L'anorexie : mysticisme, spectacle, maladie

Avant d’être considérée comme une maladie, la privation volontaire de nourriture paraissait signe de virtuosité spirituelle… ou de phénomènes de foire !

Sans parler des performances ascétiques observées chez les anachorètes chrétiens dans les déserts égyptiens au IIIe siècle, les investigations sur les cas d’anorexie les plus anciennement attestés convergent avec les études menées par les historiens de la spiritualité dans le champ de la mystique médiévale, notamment à propos du cas emblématique de sainte Catherine de Sienne (1347-1380), morte d’inanition volontaire. L'extrême ascétisme alimentaire est fréquent dans la mystique féminine durant la seconde partie du Moyen Âge et à la Renaissance.

Le mythe du jeûne absolu

Dans les modes de vie choisis par les mystiques et par les patientes dont parlent les médecins, il faut d’abord reconnaître certaines ressemblances qui ne ressortissent pas nécessairement à une pathologie.
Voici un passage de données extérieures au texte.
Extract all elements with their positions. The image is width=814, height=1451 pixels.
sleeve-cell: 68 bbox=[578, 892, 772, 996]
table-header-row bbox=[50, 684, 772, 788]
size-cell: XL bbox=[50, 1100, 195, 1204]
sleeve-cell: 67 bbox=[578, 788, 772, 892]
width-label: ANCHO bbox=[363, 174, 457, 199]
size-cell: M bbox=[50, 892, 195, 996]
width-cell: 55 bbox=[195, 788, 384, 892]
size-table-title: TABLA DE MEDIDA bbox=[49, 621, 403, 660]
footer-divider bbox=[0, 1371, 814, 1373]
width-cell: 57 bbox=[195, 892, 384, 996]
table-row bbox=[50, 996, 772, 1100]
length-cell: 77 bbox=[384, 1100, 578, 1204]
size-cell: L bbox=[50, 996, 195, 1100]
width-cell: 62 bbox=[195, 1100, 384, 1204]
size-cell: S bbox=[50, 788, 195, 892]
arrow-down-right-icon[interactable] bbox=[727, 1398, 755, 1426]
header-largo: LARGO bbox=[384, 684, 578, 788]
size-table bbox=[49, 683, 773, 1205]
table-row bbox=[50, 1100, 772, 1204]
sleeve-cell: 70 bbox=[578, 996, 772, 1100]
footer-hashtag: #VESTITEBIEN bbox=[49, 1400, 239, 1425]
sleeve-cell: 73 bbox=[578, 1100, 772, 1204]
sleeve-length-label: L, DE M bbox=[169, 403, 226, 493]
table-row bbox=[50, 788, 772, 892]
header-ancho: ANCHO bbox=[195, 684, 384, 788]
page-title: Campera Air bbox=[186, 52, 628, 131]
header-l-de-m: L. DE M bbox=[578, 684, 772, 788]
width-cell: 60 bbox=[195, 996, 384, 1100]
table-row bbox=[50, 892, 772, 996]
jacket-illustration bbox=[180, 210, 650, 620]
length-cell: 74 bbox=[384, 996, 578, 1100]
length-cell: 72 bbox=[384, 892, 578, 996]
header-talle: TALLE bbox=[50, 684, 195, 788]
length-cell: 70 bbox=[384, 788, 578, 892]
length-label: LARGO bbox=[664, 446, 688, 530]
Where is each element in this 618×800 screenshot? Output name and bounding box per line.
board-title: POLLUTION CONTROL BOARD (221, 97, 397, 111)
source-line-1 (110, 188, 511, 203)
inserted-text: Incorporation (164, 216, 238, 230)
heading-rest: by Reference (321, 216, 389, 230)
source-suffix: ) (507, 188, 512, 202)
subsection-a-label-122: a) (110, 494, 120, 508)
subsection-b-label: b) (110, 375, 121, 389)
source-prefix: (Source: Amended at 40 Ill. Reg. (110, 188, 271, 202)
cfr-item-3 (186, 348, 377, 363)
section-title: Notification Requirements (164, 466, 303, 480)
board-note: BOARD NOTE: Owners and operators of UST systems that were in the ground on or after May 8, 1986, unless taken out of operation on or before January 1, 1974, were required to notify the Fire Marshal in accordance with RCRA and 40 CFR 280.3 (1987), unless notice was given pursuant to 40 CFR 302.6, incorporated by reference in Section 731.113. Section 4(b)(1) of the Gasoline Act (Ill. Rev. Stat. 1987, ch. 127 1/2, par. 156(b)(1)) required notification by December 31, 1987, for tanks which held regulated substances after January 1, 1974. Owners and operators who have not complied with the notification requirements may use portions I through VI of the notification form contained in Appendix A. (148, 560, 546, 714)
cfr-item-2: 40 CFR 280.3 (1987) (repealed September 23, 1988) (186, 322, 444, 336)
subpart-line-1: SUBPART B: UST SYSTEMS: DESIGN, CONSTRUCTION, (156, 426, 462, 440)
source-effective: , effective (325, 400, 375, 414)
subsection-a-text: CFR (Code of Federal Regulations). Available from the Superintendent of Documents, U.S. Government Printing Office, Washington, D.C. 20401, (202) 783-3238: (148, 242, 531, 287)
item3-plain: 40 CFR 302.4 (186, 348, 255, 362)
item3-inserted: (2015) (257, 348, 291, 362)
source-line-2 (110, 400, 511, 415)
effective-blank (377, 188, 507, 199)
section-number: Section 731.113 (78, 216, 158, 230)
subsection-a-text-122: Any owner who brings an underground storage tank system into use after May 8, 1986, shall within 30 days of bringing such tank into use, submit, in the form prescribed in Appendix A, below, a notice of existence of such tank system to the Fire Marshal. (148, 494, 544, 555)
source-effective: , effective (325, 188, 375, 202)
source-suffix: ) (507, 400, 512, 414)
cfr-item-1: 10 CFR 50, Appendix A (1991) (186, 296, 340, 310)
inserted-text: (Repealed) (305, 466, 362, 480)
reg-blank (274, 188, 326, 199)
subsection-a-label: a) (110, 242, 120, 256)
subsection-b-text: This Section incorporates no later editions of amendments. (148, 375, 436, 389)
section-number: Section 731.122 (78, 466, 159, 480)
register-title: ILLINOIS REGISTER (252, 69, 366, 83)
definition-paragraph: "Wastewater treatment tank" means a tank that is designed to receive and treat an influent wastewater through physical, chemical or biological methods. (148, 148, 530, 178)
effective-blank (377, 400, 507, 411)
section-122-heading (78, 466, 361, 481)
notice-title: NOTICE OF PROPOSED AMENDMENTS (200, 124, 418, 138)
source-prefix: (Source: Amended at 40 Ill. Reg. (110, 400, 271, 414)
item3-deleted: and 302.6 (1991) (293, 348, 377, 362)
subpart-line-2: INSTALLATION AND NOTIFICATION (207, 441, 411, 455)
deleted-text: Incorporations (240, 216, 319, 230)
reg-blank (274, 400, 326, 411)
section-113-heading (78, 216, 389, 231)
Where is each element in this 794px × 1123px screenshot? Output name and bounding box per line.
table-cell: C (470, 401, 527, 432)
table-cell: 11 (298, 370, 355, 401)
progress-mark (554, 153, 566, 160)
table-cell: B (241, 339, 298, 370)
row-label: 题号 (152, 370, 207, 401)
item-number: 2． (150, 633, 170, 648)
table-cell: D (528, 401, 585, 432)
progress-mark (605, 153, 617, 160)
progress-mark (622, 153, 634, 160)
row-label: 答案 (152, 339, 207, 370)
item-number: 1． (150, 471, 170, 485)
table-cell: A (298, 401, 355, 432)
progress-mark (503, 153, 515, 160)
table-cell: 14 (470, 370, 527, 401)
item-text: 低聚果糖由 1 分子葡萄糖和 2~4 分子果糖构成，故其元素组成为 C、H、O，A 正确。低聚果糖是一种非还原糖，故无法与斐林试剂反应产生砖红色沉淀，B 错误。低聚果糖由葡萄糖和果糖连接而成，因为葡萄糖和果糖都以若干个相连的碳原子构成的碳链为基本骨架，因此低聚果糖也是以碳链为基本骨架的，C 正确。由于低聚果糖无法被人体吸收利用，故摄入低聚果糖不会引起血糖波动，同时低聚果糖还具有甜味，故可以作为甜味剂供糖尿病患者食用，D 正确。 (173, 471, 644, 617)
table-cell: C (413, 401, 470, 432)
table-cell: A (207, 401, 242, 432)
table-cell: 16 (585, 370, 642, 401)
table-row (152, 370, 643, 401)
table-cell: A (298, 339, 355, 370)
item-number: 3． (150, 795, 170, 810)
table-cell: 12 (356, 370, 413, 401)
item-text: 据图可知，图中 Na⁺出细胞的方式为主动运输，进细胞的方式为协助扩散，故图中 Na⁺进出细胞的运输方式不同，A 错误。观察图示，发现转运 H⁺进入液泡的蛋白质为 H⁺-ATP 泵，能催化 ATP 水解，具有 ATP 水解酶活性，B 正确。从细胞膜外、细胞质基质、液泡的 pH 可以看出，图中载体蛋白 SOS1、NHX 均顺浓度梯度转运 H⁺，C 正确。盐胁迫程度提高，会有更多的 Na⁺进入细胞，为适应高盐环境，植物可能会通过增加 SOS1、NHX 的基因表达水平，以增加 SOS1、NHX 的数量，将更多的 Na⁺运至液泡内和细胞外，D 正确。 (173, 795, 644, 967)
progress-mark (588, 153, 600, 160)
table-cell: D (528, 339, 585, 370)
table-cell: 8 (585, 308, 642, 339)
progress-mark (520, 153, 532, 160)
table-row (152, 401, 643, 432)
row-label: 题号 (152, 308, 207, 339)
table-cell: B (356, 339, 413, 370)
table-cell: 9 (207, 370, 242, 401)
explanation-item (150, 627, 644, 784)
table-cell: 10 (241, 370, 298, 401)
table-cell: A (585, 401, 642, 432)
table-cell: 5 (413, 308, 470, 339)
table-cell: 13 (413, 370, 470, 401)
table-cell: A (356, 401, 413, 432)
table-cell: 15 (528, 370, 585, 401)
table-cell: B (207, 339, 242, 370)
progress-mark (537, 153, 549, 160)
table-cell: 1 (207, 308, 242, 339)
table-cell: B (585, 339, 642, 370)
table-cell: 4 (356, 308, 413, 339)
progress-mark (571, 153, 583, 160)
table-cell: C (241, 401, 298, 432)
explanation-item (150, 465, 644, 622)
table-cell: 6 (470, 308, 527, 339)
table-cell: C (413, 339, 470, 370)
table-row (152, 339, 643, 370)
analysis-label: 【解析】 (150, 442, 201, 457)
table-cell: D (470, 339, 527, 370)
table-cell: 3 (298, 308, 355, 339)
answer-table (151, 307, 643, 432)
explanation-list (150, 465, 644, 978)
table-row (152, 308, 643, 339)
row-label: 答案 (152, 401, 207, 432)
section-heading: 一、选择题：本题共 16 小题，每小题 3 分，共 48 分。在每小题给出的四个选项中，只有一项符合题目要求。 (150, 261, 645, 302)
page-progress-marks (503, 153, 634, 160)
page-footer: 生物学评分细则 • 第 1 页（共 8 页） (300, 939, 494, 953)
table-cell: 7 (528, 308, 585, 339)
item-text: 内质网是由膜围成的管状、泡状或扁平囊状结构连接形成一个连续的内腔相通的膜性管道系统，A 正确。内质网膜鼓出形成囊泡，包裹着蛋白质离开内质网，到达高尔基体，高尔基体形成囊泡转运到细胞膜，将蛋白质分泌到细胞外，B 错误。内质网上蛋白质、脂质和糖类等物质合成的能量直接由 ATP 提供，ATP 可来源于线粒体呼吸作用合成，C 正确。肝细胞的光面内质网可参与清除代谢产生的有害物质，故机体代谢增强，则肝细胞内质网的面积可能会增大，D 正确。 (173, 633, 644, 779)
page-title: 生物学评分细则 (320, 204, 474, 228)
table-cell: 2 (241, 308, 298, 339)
Loin de poser que toutes sont des malades, il semble, sous une perspective psychanalytique, qu’elles ont surtout en commun le refus d’assumer l’apanage des femmes dans la transmission de la vie, et qu’elles mettent en œuvre une maltraitance à l’égard de leur propre corps. L’anorectique nie les besoins qui faisaient originellement sa dépendance totale aux soins maternels, et veut s’affranchir du destin féminin qui ferait d’elle un maillon prolongeant la lignée.

Une dérivation de cette anorexie mystique se produit avec le mythe de l’« inédie », né au XVe  siècle, selon lequel certaines personnes auraient vécu de nombreuses années sans aucun apport nutritif. Il s’agit au départ d’une amplification hagiographique des performances ascétiques alimentaires. De la stupeur devant l’hyperactivité de personnes qui se nourrissent à peine, on passe à une interprétation miraculiste de ce paradoxe. C’est au XVIIe  siècle que cette idéalisation de l’anorexie mystique prend les dimensions d’un mythe, efficace à la fois sur le plan subjectif par la fascination d’une maîtrise absolue des dépendances corporelles, et sur le plan social comme manifestation de la prédominance du sacré en face des réalités triviales. Même le protestantisme britannique sera gagné par les prestiges de ce mythe, pour ne pas laisser aux catholiques le monopole de la légitimation par le miracle. Dans la transition de l’anorexie mystique à l’anorexie mentale, cette fascination pour l’inédie tient une place significative. Dès le XVIIe  siècle, la voie est ouverte pour les futures fasting girls anglo-saxonnes, qui viendront dans le sillage de Martha Taylor (adolescente anglaise, du Derbyshire, jeûneuse célèbre à l’âge de 19 ans, en 1668-1669) et de Miss Duke (qu’observera Richard Morton une vingtaine d’années plus tard, en 1689).